The most common place for counterfeit Vuitton bags to be sold is on the street, Lahrs said, adding that counterfeit sales on the internet are on the rise.
“We currently have 301 stores around the world,” Lahrs said. “Due to the fact that we control our store network entirely, we can reassure our customers that the original Louis Vuitton product is only sold in our own stores. If you want to be sure, go visit a Louis Vuitton store.”
Meanwhile, European luxury analysts say they’re not greatly alarmed by the proliferation of Vuitton knockoffs. In fact, Lehman Bros. in London considers counterfeiting, along with certain profit and margin expectations, one of the chief hallmarks of a luxury product.
“If you’re not counterfeited, you’re not aspirational,” said Lehman’s luxury analyst Andrew Gowen. “It’s a very good indicator of brand health. By and large, people who buy counterfeits are not real customers anyway, or they are future customers.”
Gowen said if someone buys a counterfeit watch or handbag unaware, it could be damaging to a brand image, especially if the quality is poor. “But let’s face it, most people who buy counterfeit know it’s counterfeit, so if the handle breaks on a handbag, they don’t hold it against Louis Vuitton.”
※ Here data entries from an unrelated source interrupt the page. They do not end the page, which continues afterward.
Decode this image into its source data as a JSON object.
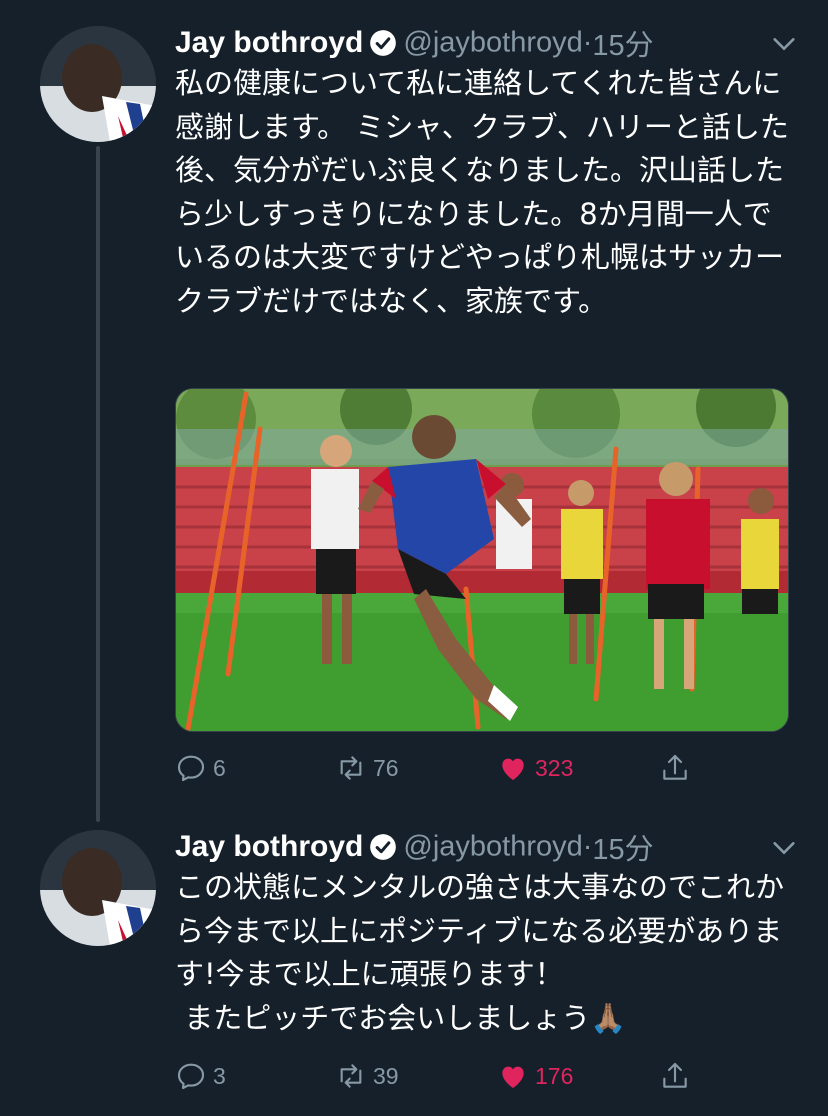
{
  "tweets": [
    {
      "author_name": "Jay bothroyd",
      "handle": "@jaybothroyd",
      "separator": "·",
      "time": "15分",
      "text": "私の健康について私に連絡してくれた皆さんに感謝します。 ミシャ、クラブ、ハリーと話した後、気分がだいぶ良くなりました。沢山話したら少しすっきりになりました。8か月間一人でいるのは大変ですけどやっぱり札幌はサッカークラブだけではなく、家族です。",
      "has_media": true,
      "actions": {
        "replies": "6",
        "retweets": "76",
        "likes": "323",
        "liked": true
      }
    },
    {
      "author_name": "Jay bothroyd",
      "handle": "@jaybothroyd",
      "separator": "·",
      "time": "15分",
      "text": "この状態にメンタルの強さは大事なのでこれから今まで以上にポジティブになる必要があります!今まで以上に頑張ります！\n またピッチでお会いしましょう🙏🏽",
      "has_media": false,
      "actions": {
        "replies": "3",
        "retweets": "39",
        "likes": "176",
        "liked": true
      }
    }
  ],
  "icons": {
    "verified": "verified-badge-icon",
    "caret": "chevron-down-icon",
    "reply": "reply-icon",
    "retweet": "retweet-icon",
    "like": "heart-icon",
    "share": "share-icon"
  },
  "colors": {
    "background": "#15202b",
    "text": "#ffffff",
    "secondary_text": "#8899a6",
    "like": "#e0245e",
    "divider": "#38444d",
    "pitch_green": "#3f9e2f",
    "jersey_red": "#c8102e",
    "bib_blue": "#2446a8",
    "bib_yellow": "#e9d63a",
    "pole_orange": "#e8632a"
  }
}
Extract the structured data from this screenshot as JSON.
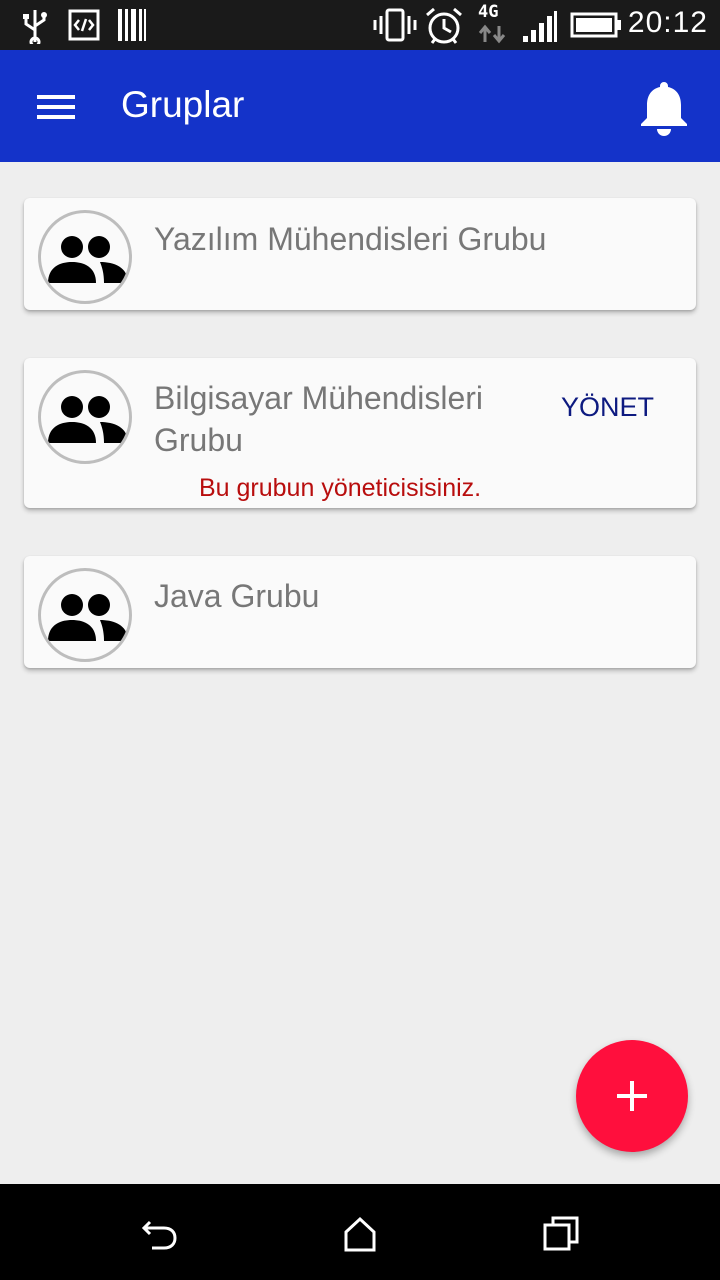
{
  "status_bar": {
    "time": "20:12",
    "network": "4G",
    "icons": [
      "usb-icon",
      "developer-code-icon",
      "barcode-icon",
      "vibrate-icon",
      "alarm-icon",
      "network-4g-icon",
      "signal-icon",
      "battery-icon"
    ]
  },
  "app_bar": {
    "title": "Gruplar",
    "background": "#1433c9",
    "menu_icon": "hamburger-menu-icon",
    "notification_icon": "bell-icon"
  },
  "groups": [
    {
      "name": "Yazılım Mühendisleri Grubu",
      "icon": "group-icon"
    },
    {
      "name": "Bilgisayar Mühendisleri Grubu",
      "icon": "group-icon",
      "action_label": "YÖNET",
      "admin_note": "Bu grubun yöneticisisiniz."
    },
    {
      "name": "Java Grubu",
      "icon": "group-icon"
    }
  ],
  "fab": {
    "icon": "plus-icon",
    "color": "#ff0f3d"
  },
  "colors": {
    "admin_note": "#b80d0d",
    "action": "#0d1a80",
    "group_name": "#777777"
  },
  "nav_bar": {
    "icons": [
      "back-icon",
      "home-icon",
      "recents-icon"
    ]
  }
}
Moreover, “I don’t think [counterfeiting] causes Vuitton to lose a material amount of sales in the long run.”
Of course, luxury firms battle counterfeiters on a global basis in order to protect their intellectual property and brand image.
Jacques-Franck Dossin, luxury analyst at Goldman Sachs in London, estimated that luxury firms spend roughly 2 percent of revenues to fight counterfeiting, an “expensive” effort, but manageable given the high gross margins of most major players. That estimate would mean that Vuitton, for example, spends about $58 million a year and Gucci Group about $54.2 million annually.
Dossin said he hasn’t noticed any major increase in counterfeiting activity recently, but observed that makers are becoming more sophisticated, bringing product to market more rapidly and producing facsimiles of increasing quality. He noted for example, that counterfeit Vuitton Tambour watches were being hawked by street vendors roughly at the same time as the real thing arrived in stores last fall.
The International Chamber of Commerce estimates that counterfeit merchandise represents 5 to 7 percent of global trade and costs an estimated 100,000 jobs in Europe alone, along with untold tax and duty revenues.